Dazu Huike, o Segundo Patriarca do Zen
Dazu Huike é uma figura importante na história do Zen Budismo. Ele é conhecido como o Segundo Patriarca do Zen e é creditado por introduzir o Zen Budismo na China. Ele nasceu em 487 EC na província de Henan, na China, e foi aluno de Bodhidharma, o Primeiro Patriarca do Zen.
Ensinamentos
Dazu Huike é conhecido por seus ensinamentos sobre a importância da meditação e da prática da atenção plena. Ele acreditava que a meditação era a chave para a iluminação e que deveria ser praticada regularmente. Ele também ensinou que a mente deve ser mantida livre de distrações e que se deve focar no momento presente.
Legado
Dazu Huike é lembrado por suas contribuições ao Zen Budismo e seus ensinamentos ainda são estudados e praticados hoje. Ele é uma figura importante na história do Zen e seu legado ainda é sentido no mundo moderno. Ele é uma inspiração para muitos e seus ensinamentos ainda são relevantes hoje.
Principais conclusões
Dazu Huike foi o Segundo Patriarca do Zen e é creditado por introduzir o Budismo Zen na China. Ele ensinou a importância da meditação e da atenção plena e seus ensinamentos ainda são estudados e praticados hoje. Seu legado ainda é sentido no mundo moderno e ele é uma inspiração para muitos.
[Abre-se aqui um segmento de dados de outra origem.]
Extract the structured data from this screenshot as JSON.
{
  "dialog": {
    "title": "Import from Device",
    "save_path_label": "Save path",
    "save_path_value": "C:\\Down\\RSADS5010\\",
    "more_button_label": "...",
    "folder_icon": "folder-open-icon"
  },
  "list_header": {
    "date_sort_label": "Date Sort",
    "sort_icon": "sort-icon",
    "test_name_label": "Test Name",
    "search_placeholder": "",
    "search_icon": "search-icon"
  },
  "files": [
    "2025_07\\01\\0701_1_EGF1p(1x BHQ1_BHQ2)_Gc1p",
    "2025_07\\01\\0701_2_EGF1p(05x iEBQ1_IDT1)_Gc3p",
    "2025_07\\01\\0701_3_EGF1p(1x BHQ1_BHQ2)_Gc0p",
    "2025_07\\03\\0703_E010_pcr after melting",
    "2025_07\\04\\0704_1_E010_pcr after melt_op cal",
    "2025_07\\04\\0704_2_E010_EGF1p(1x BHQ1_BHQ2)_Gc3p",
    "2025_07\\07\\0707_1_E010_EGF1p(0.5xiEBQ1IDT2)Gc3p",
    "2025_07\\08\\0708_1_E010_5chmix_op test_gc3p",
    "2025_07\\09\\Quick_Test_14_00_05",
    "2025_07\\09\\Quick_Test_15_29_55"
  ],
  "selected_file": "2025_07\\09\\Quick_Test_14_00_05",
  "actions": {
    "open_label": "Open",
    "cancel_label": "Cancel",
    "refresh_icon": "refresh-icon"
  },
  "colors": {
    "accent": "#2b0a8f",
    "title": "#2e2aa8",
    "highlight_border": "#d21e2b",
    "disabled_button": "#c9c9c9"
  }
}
Dazu Huike (487-593; também escrito Hui-k'o, ou Taiso Eka no Japão) é lembrado como o Segundo Patriarca de Era e o principal herdeiro do dharma do lendário Bodhidharma.
Se você já ouviu falar de Huike, provavelmente foi através da famosa história de seu primeiro encontro com Bodhidharma. A lenda diz que Huike encontrou Bodhidharma meditando em sua caverna e pacientemente manteve uma vigília do lado de fora, esperando que o velho sábio indescritível o convidasse a entrar. Os dias se passaram; neve caiu. Finalmente, um Huike desesperado cortou seu antebraço esquerdo como uma demonstração de sua seriedade, ou talvez apenas para chamar a atenção de Bodhidharma.
Então veio a famosa troca: 'A mente de seu discípulo ainda não tem paz', disse Huike. 'Mestre, por favor, coloque-o para descansar.' Bodhidharma disse, 'Traga-me sua mente, e eu a colocarei para descansar.' Huike disse: 'Procurei minha mente, mas não consigo encontrá-la.' Bodhidharma disse, 'Eu coloquei isso completamente para descansar para você.'
a vida de Huike
Graças em grande parte a um biógrafo chamado Daoxuan (596-667; também escrito Tao-hsuan), temos uma história mais detalhada sobre a vida de Huike do que sobre muitas outras figuras do início da história zen.
Huike nasceu em uma família de estudiosos taoístas no que hoje é a província de Henan, na China, cerca de 60 milhas a leste de Luoyang e um pouco ao norte da montanha sagrada de Songshan. Quando jovem, Huike também estudou o confucionismo junto com o taoísmo.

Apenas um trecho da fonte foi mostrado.